As Ambassador, Clarke worked to improve the image of the United States among Eritreans who felt it did little to support the two decade long war of secession and eventual independence from Ethiopia that finally came in 1991.  In 1999, for example, Clarke participated in Eritrea’s National Immunization Day.  Here he personally supervised a line where mothers and their children had the opportunity to receive polio vaccines for the first time.

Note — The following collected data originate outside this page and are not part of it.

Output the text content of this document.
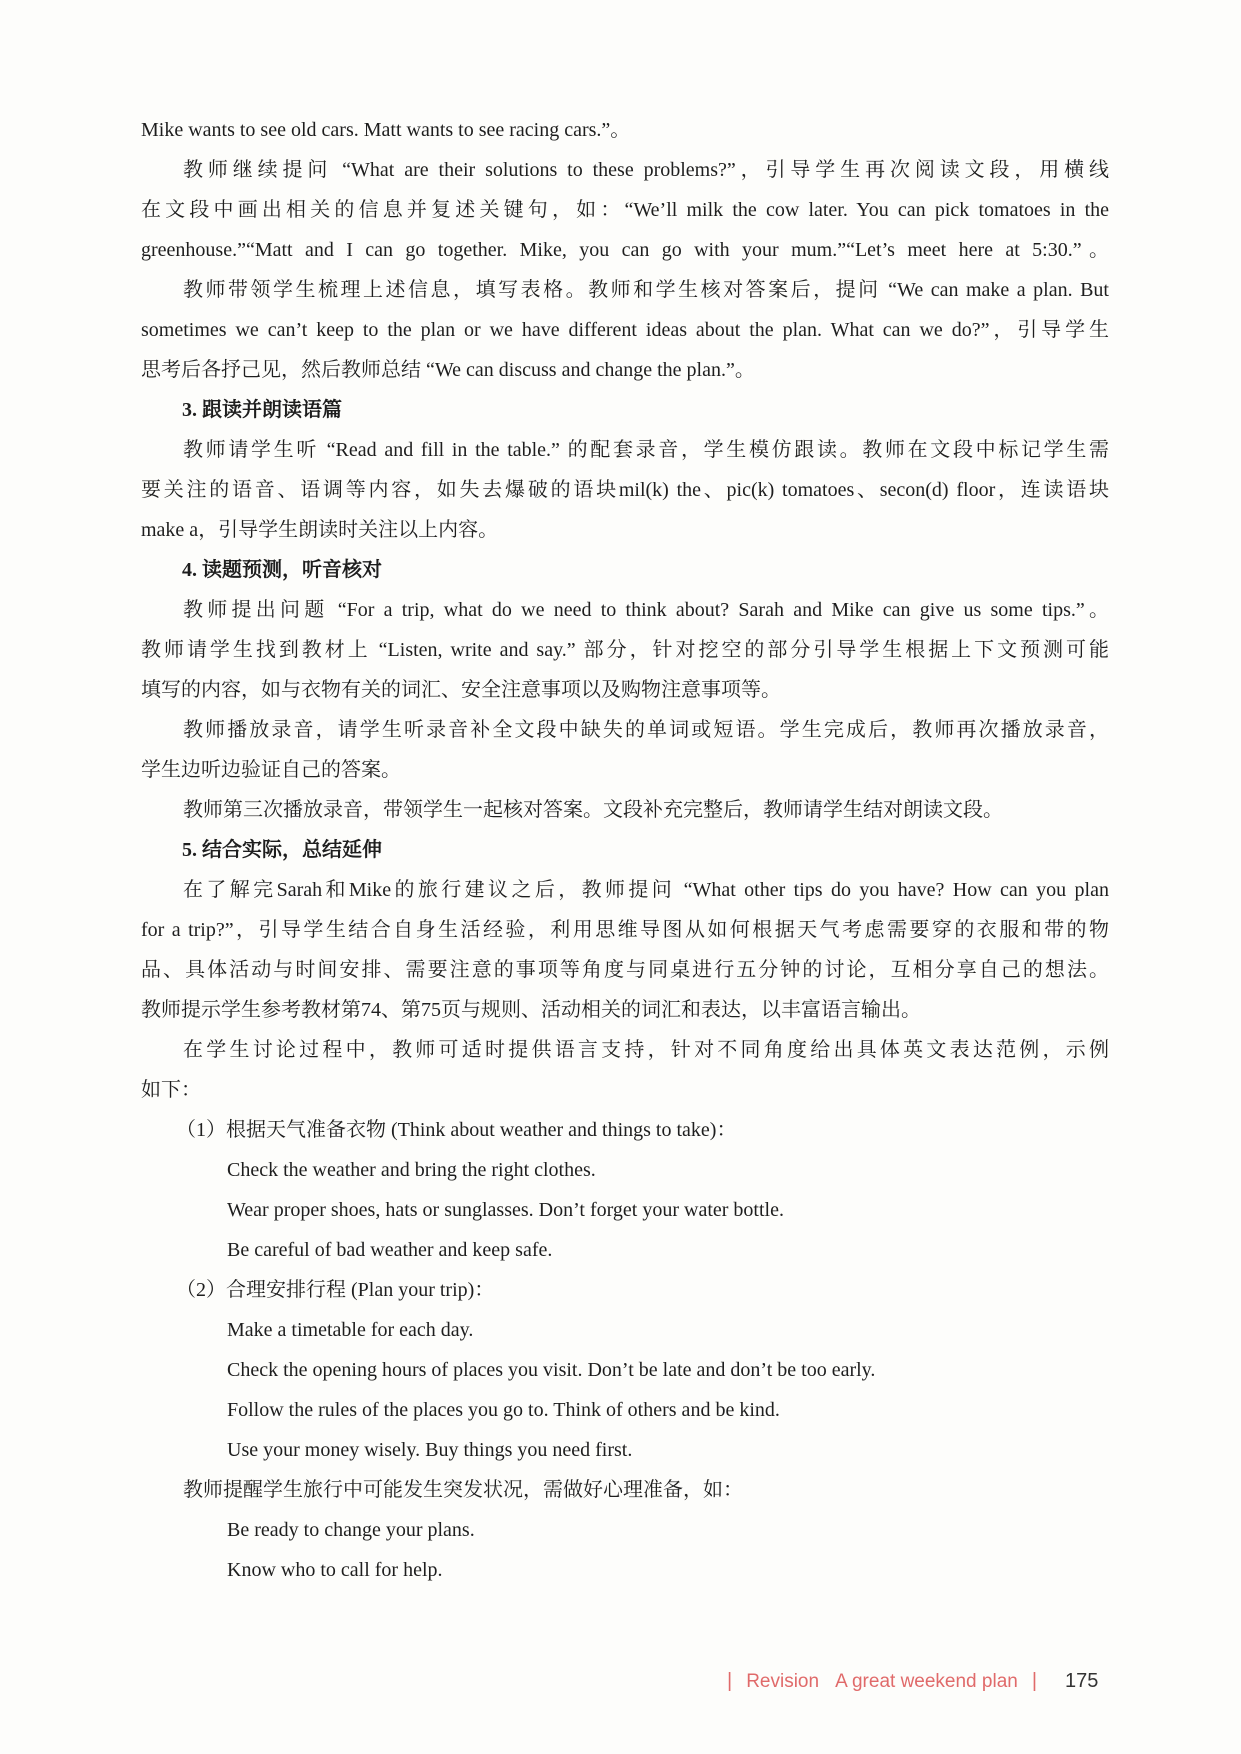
Mike wants to see old cars. Matt wants to see racing cars.”。

教师继续提问 “What are their solutions to these problems?”，引导学生再次阅读文段，用横线

在文段中画出相关的信息并复述关键句，如：“We’ll milk the cow later. You can pick tomatoes in the

greenhouse.”“Matt and I can go together. Mike, you can go with your mum.”“Let’s meet here at 5:30.”。

教师带领学生梳理上述信息，填写表格。教师和学生核对答案后，提问 “We can make a plan. But

sometimes we can’t keep to the plan or we have different ideas about the plan. What can we do?”，引导学生

思考后各抒己见，然后教师总结 “We can discuss and change the plan.”。

3. 跟读并朗读语篇

教师请学生听 “Read and fill in the table.” 的配套录音，学生模仿跟读。教师在文段中标记学生需

要关注的语音、语调等内容，如失去爆破的语块mil(k) the、pic(k) tomatoes、secon(d) floor，连读语块

make a，引导学生朗读时关注以上内容。

4. 读题预测，听音核对

教师提出问题 “For a trip, what do we need to think about? Sarah and Mike can give us some tips.”。

教师请学生找到教材上 “Listen, write and say.” 部分，针对挖空的部分引导学生根据上下文预测可能

填写的内容，如与衣物有关的词汇、安全注意事项以及购物注意事项等。

教师播放录音，请学生听录音补全文段中缺失的单词或短语。学生完成后，教师再次播放录音，

学生边听边验证自己的答案。

教师第三次播放录音，带领学生一起核对答案。文段补充完整后，教师请学生结对朗读文段。

5. 结合实际，总结延伸

在了解完Sarah和Mike的旅行建议之后，教师提问 “What other tips do you have? How can you plan

for a trip?”，引导学生结合自身生活经验，利用思维导图从如何根据天气考虑需要穿的衣服和带的物

品、具体活动与时间安排、需要注意的事项等角度与同桌进行五分钟的讨论，互相分享自己的想法。

教师提示学生参考教材第74、第75页与规则、活动相关的词汇和表达，以丰富语言输出。

在学生讨论过程中，教师可适时提供语言支持，针对不同角度给出具体英文表达范例，示例

如下：

（1）根据天气准备衣物 (Think about weather and things to take)：

Check the weather and bring the right clothes.

Wear proper shoes, hats or sunglasses. Don’t forget your water bottle.

Be careful of bad weather and keep safe.

（2）合理安排行程 (Plan your trip)：

Make a timetable for each day.

Check the opening hours of places you visit. Don’t be late and don’t be too early.

Follow the rules of the places you go to. Think of others and be kind.

Use your money wisely. Buy things you need first.

教师提醒学生旅行中可能发生突发状况，需做好心理准备，如：

Be ready to change your plans.

Know who to call for help.

| Revision A great weekend plan | 175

Clarke also assisted Eritrea by helping to arrange U.S. aid in the form of low-interest loans, development assistance, and food and medical programs.  In May 2001, Clarke signed a loan agreement for $10 million with the Eritrea government.  The loan was used to purchase nearly 81,000 metric tons of wheat and sorghum to help revive Eritrea’s faltering agricultural economy.  Clarke resigned as U.S. Ambassador on August 12, 2001, returned to the United States, and retired from the U.S. Foreign Service.